Burqas — in this book called “chaderi” – were obligatory on the streets of Kabul in 1946, the year in which Michener sets his novel. An employee from the U.S. Embassy, an American woman, is pursued on the street by angry mullahs, spat upon and struck because she was not wearing a shroud. And this was more than 30years before the Society for the Prevention of Vice and Promotion of Virture appeared with their wire whips to chasten the overly bold.

The narrator witnesses the stoning of a woman accused of adultery in Ghazni, decades before the term “Taliban” was used as anything other than a term for religious students.

Of course the book is askew in some ways; it hardly mentions non-Pashtuns, and gives the impression that the major divisions in Afghan society are between the modernizers and the traditionalists. Today’s deep ethnic divisions and growing tensions are simply not addressed.

But there are chilling and prophetic scenes, as when Mark Miller, the narrator, has just returned from the stoning.

“Will things go one like this indefinitely?” he asks his educated Afghan aide, Nur Mohammad.

“No,” replies the Afghan. “We have ten years to halt these terrible things. If we don’t … Russia’s going to come down and stop them for us.”

Michener was not far off.

Ten years after he published his novel, the king was overthrown by his cousin, Daud Khan, in a coup that most people believe was at least tacitly approved by Moscow. Daud Khan, in turn, was tossed out and killed in 1978, and the new rulers were both closer to the Soviet Union and more determined to drag the country, kicking and screaming if need be, into the 20th century.

We are supposed to believe that this was a golden time in Afghanistan, when hippies flooded the country in search of easy weed, Afghan girls wore mini-skirts and went to the movies with boys, and the country was on the threshold of joining the larger community of nations.

Last year a photo essay made the rounds – an exercise in rose-colored nostalgia called “Once upon a time in Afghanistan …” It portrayed burqa-free girls shopping for records in Kabul shops, men and women studying together, and Kabul as a gracious, tree-lined capital where peace and harmony reigned.

But the photo I remember best is one that shows all too clearly what was really going on in the country. A nurse, an Afghan woman, in a crisp white uniform and starched white hat, has gone out to the countryside to inoculate children against cholera. She is striding towards the door of a typical Afghan mud hut, where the bearded, turbaned man of the house is either out to greet her or barring her way. In his eyes you can read all the suspicion, anger, and fear of change that distinguish Afghanistan’s less enlightened populations today.

By the late 1970s, Afghanistan was in an uproar, as the forces of reaction sought to neutralize those elements – the government first and foremost – that sought to destroy Afghan culture and tradition in the name of “modernity.”

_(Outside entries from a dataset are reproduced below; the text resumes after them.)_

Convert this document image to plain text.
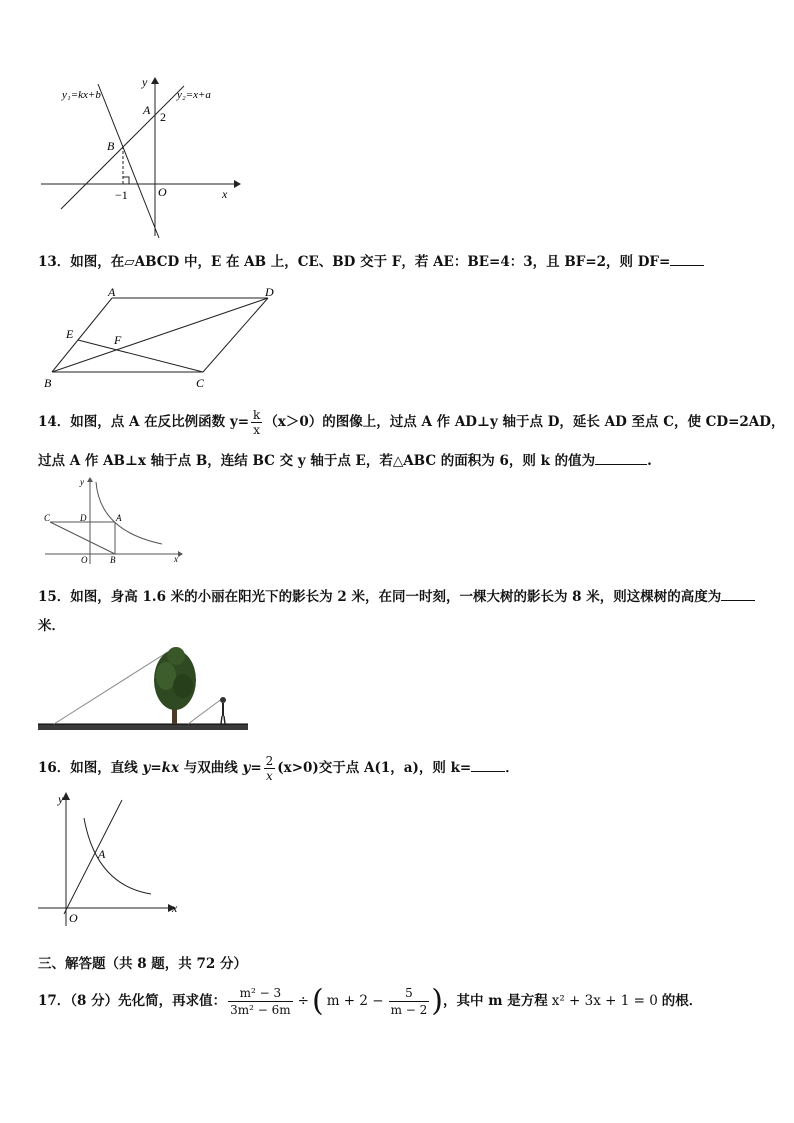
y₁=kx+b	y₂=x+a
y
x
A 2
B
−1	O
13．如图，在▱ABCD 中，E 在 AB 上，CE、BD 交于 F，若 AE：BE=4：3，且 BF=2，则 DF=
A	D
E	F
B	C
14．如图，点 A 在反比例函数 $y= \frac{k}{x} (x>0)$的图像上，过点 A 作 AD⊥y 轴于点 D，延长 AD 至点 C，使 CD=2AD，
过点 A 作 AB⊥x 轴于点 B，连结 BC 交 y 轴于点 E，若△ABC 的面积为 6，则 k 的值为	.
y
C	D	A
O	B	x
15．如图，身高 1.6 米的小丽在阳光下的影长为 2 米，在同一时刻，一棵大树的影长为 8 米，则这棵树的高度为
米．
16．如图，直线 y=kx 与双曲线 $y= \frac{2}{x} (x>0)$交于点 A(1，a)，则 k=	．
y
A
O
x
三、解答题（共 8 题，共 72 分）
17．（8 分）先化简，再求值： $\frac{\text{m² − 3}}{\text{3m² − 6m}}$ ÷ ( $m + 2 - \frac{5}{m - 2}$ )，其中 m 是方程 x² + 3x + 1 = 0 的根．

The unrest reached such a pitch that the Soviet Union was motivated to invade, to shore up its puppet government and keep Islamic fundamentalism from spilling over into its Central Asian republics.

We all know how that turned out. More than nine years and a million deaths later, the Soviets withdrew in ignominious defeat, which was soon followed by the collapse of their entire system.

Afghanistan sank into civil war, where competing commanders took turns victimizing the population until the Taliban, hailed at first as a liberating and cleansing force, put an end to their predations.

“Caravans” does not paint a gloomy picture of Afghanistan. Michener seemed to actually love the place, and doubtless predicted a brighter future than has actually befallen this tragic country. He most likely thought the educated elites would win, and did not reckon that the bearded mountain men would maintain such a hold on the country.

But he wrote a book in which seeds of disaster are all too obvious. Read it … and weep.